Giorgia e Arianna Meloni (Facebook/Ansa)

Corsi e ricorsi

Rispolverare la storia del Pci per capire perché i parenti in politica non sono uno scandalo

Sergio Soave

Rivedere il caso dei fratelli Enrico e Giovanni Berlingnuer. Non c’è ragione, oggi come allora, di escludere da responsabilità politiche qualcuno solo per vincoli di parentela. Arianna Meloni, sorella della premier, non fa differenza: contano le competenze

Le polemiche agostane sul ruolo di partito attribuito alla sorella di Giorgia Meloni spingono a ripensare alle “famiglie” politiche della prima repubblica. Uno dei casi più rilevanti riguarda i fratelli Enrico e Giovanni Berlinguer, che fin da giovanissimi ebbero incarichi di rilievo nel Pci e nelle organizzazioni internazionali cui il Pci aderiva. Tra il 1949 e il 1954 Giovanni fu prima segretario e poi presidente dell’internazionale studentesca di obbedienza sovietica, mentre Enrico, segretario della Federazione giovanile comunista italiana, presiedeva l’analoga internazionale giovanile. Questa precoce carriera spinse qualche anno dopo Giancarlo Pajetta a ironizzare su Berlinguer “che si è iscritto giovanissimo alla direzione del Pci”.

 

Non fece battute sarcastiche sulla questione della parallela ascesa del fratello Giovanni, probabilmente perché anche il fratello di Giancarlo Pajetta, Giuliano, era parlamentare del Pci, dalla costituente fino al 1972. La partecipazione di famiglie antifasciste alla lotta di Liberazione e poi alla battaglia politica successiva è stato un fenomeno del tutto normale e nessuno ha mai messo in discussione o attribuito a pratiche “familistiche” l’impegno contemporaneo di più membri della stessa famiglia. Giovanni Berlinguer, mentre il fratello assumeva un ruolo sempre più rilevante nella politica generale del partito, scelse di concentrarsi sulle sue competenze specifiche, in campo medico e scientifico. Docente nelle facoltà di medicina prima di Sassari e poi di Roma, diede alle stampe un libro, “La medicina è malata”, che non ha perso di attualità anche se fu pubblicato nel 1959. Dopo la tragica morte del fratello Enrico e lo scioglimento del Pci, Giovanni assunse un ruolo politico generale nei Democratici di sinistra e, al congresso del 2001, contese la segreteria a Piero Fassino, ottenendo poco più di un terzo dei consensi.

 

Un aspetto assai importante del suo impegno ha riguardato i temi della bioetica, che lo portò a presiedere fino al 2001 il comitato nazionale della bioetica in Italia e membro delle analoghe organizzazioni internazionali, fino ad essere relatore del primo progetto di Dichiarazione universale sulla bioetica dell’Unesco. Questi brevi tratti della sua carriera fanno intendere che si trattava di una personalità di tutto rispetto, non certo di un personaggio cresciuto all’ombra del fratello.
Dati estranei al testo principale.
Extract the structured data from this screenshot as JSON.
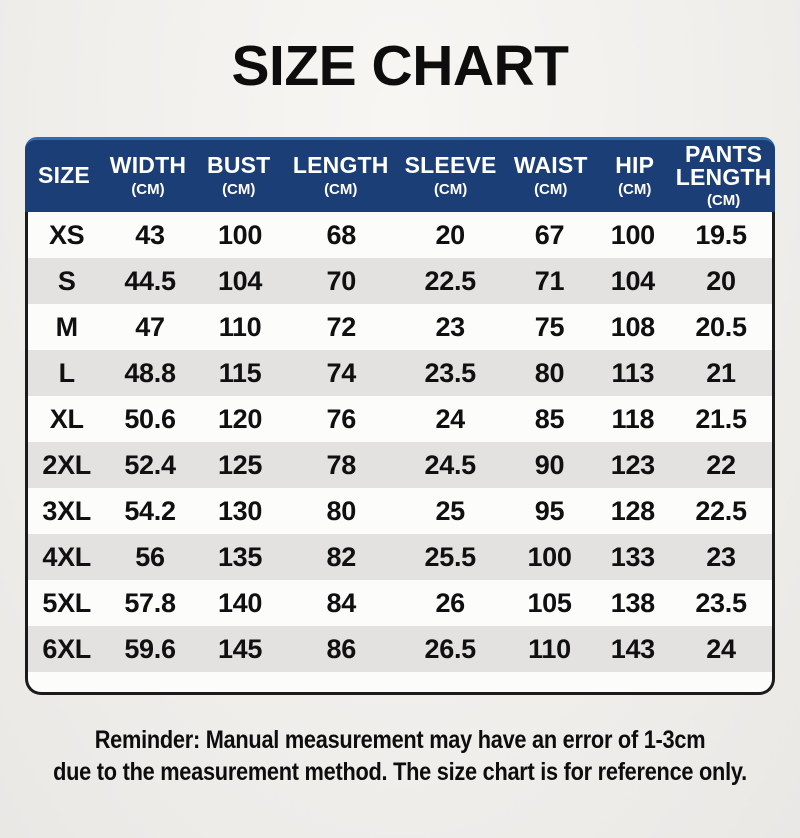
{
  "title": "SIZE CHART",
  "chart_data": {
    "type": "table",
    "title": "SIZE CHART",
    "unit_note": "(CM)",
    "columns": [
      {
        "label": "SIZE",
        "unit": ""
      },
      {
        "label": "WIDTH",
        "unit": "(CM)"
      },
      {
        "label": "BUST",
        "unit": "(CM)"
      },
      {
        "label": "LENGTH",
        "unit": "(CM)"
      },
      {
        "label": "SLEEVE",
        "unit": "(CM)"
      },
      {
        "label": "WAIST",
        "unit": "(CM)"
      },
      {
        "label": "HIP",
        "unit": "(CM)"
      },
      {
        "label": "PANTS LENGTH",
        "unit": "(CM)"
      }
    ],
    "rows": [
      [
        "XS",
        "43",
        "100",
        "68",
        "20",
        "67",
        "100",
        "19.5"
      ],
      [
        "S",
        "44.5",
        "104",
        "70",
        "22.5",
        "71",
        "104",
        "20"
      ],
      [
        "M",
        "47",
        "110",
        "72",
        "23",
        "75",
        "108",
        "20.5"
      ],
      [
        "L",
        "48.8",
        "115",
        "74",
        "23.5",
        "80",
        "113",
        "21"
      ],
      [
        "XL",
        "50.6",
        "120",
        "76",
        "24",
        "85",
        "118",
        "21.5"
      ],
      [
        "2XL",
        "52.4",
        "125",
        "78",
        "24.5",
        "90",
        "123",
        "22"
      ],
      [
        "3XL",
        "54.2",
        "130",
        "80",
        "25",
        "95",
        "128",
        "22.5"
      ],
      [
        "4XL",
        "56",
        "135",
        "82",
        "25.5",
        "100",
        "133",
        "23"
      ],
      [
        "5XL",
        "57.8",
        "140",
        "84",
        "26",
        "105",
        "138",
        "23.5"
      ],
      [
        "6XL",
        "59.6",
        "145",
        "86",
        "26.5",
        "110",
        "143",
        "24"
      ]
    ]
  },
  "footer": {
    "line1": "Reminder: Manual measurement may have an error of 1-3cm",
    "line2": "due to the measurement method. The size chart is for reference only."
  },
  "colors": {
    "page_bg": "#f2f0ed",
    "header_bg": "#1c3e76",
    "header_highlight": "#2e6db4",
    "header_text": "#ffffff",
    "row_bg": "#fcfcfb",
    "row_alt_bg": "#e3e2e0",
    "border": "#1b1b1b"
  }
}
Era anche spiritoso: ricordo che quando si aprì una polemica sulla guida del partito, mi disse che era contento che, almeno a lui, nessun giornalista avesse chiesto se era “berlingueriano”. Non c’è alcuna ragione, oggi come allora, di escludere da responsabilità politiche qualcuno solo perché è parente stretto di un, o di una, leader di una formazione politica (come può essere il caso di Arianna Meloni, sorella della premier, appena divenuta formalmente responsabile della segreteria politica del partito). Naturalmente poi deve dimostrare di avere le doti necessarie, sapendo che queste saranno esaminate con puntiglio proprio per il sospetto di una carriera agevolata dalla parentela. Giovanni Berlinguer, come Giuliano Pajetta e altri (tra i quali si potrebbe citare persino Sergio Mattarella) lo hanno dimostrato, il che non significa ovviamente che vaga per tutti e per tutte.